AdaPlanBench:在世界與用戶約束下評估大語言模型智能體的自適應規劃能力
AdaPlanBench: Evaluating Adaptive Planning in Large Language Model Agents under World and User Constraints
June 4, 2026
作者: Jiayu Liu, Cheng Qian, Zhenhailong Wang, Bingxuan Li, Jiateng Liu, Heng Wang, Jeonghwan Kim, Yumeng Wang, Xiusi Chen, Yi R. Fung, Heng Ji
cs.AI
摘要
語言模型在規劃現實世界問題時,通常涉及世界約束與使用者約束,這兩類約束可能無法事先完整指定,而是透過互動逐步揭露。然而,現有基準仍較少探討在此種逐步揭露的雙重約束下進行適應性規劃。為填補此缺口,我們提出 AdaPlanBench,這是一個動態互動式基準,用於評估大型語言模型(LLM)智能體是否能根據逐步揭露的世界約束與使用者約束,進行適應性規劃與重新規劃。AdaPlanBench 基於 307 項家務任務,並具備可擴展的約束構建流程,可為每項任務附加雙重約束。在運行時,智能體透過多輪協議與環境互動,其中隱藏約束僅在智能體提出違反該約束的規劃時才會揭露,迫使智能體在累積反饋下反覆修正規劃。這使得規劃任務極具挑戰性,因為智能體必須從反饋中推斷並追蹤約束,同時有效進行重新規劃。針對十個領先 LLM 的實驗結果顯示,在雙重約束下進行適應性規劃仍具挑戰性,最佳模型僅達到 67.75% 的準確率。我們進一步觀察到,隨著約束累積越多,效能會隨之下降,其中使用者約束尤其構成重大挑戰,而失敗往往源於較弱的物理基礎推理能力與效能降低。這些結果確立了 AdaPlanBench 作為雙重約束互動式規劃的測試平台,並凸顯了 LLM 智能體在動態揭露的約束下進行可靠適應的挑戰。
English
Planning for real-world problems by language models often involves both world and user constraints, which may not be fully specified upfront and are progressively disclosed through interaction.
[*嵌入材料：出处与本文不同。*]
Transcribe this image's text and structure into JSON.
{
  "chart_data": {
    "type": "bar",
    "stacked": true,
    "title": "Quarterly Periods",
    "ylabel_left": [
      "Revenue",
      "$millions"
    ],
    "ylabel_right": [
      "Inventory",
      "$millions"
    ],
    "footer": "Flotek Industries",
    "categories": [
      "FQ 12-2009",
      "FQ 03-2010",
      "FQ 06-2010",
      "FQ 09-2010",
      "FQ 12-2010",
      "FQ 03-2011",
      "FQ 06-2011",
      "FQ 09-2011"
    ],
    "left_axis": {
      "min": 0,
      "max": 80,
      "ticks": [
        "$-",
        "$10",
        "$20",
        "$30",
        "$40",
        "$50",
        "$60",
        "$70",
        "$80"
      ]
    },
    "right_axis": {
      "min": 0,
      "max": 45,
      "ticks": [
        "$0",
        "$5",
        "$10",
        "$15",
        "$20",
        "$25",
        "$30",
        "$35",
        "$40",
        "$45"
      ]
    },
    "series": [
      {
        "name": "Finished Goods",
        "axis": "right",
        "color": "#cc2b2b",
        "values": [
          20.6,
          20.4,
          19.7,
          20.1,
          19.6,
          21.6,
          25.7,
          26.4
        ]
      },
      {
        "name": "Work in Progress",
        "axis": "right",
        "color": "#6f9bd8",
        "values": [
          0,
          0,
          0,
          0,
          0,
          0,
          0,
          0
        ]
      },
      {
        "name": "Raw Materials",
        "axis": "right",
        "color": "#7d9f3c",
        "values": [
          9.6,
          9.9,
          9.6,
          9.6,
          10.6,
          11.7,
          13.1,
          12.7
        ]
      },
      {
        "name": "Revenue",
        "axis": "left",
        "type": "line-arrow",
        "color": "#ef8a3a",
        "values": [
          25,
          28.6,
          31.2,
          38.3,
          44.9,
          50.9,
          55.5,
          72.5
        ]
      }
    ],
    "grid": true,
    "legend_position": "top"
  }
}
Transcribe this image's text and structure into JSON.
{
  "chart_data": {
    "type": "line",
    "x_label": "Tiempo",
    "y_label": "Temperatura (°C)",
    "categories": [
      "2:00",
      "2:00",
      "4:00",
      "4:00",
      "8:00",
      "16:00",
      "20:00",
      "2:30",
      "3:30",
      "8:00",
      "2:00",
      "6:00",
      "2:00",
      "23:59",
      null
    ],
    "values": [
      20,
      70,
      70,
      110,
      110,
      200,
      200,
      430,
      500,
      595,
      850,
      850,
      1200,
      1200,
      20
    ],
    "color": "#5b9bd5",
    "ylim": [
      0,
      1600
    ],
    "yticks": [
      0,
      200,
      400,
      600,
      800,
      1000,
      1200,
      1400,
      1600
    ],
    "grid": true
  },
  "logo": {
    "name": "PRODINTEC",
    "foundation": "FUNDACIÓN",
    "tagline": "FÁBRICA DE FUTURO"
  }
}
However, existing benchmarks still underexplore adaptive planning under such progressively revealed dual constraints. To address this gap, we introduce AdaPlanBench, a dynamic interactive benchmark for evaluating whether Large Language Model (LLM) agents can adaptively plan and re-plan under progressively revealed world and user constraints. AdaPlanBench is built on 307 household tasks, with a scalable constraint construction pipeline that augments each task with dual constraints. At runtime, agents interact with the environment in a multi-turn protocol where hidden constraints are revealed only when the agent proposes a plan that violates them, requiring iterative plan revision under accumulating feedback. This makes planning challenging, as agents must infer and track constraints from feedback while re-planning effectively. Experiments on ten leading LLMs show that adaptive planning under dual constraints remains challenging, with the best model reaching only 67.75% accuracy. We further observe that performance degrades as more constraints accumulate, with user constraints posing a particularly large challenge and failures often stemming from weaker physical grounding and reduced effectiveness. These results establish AdaPlanBench as a testbed for dual-constrained interactive planning and highlight the challenge of reliable adaptation to dynamically revealed constraints in LLM agents.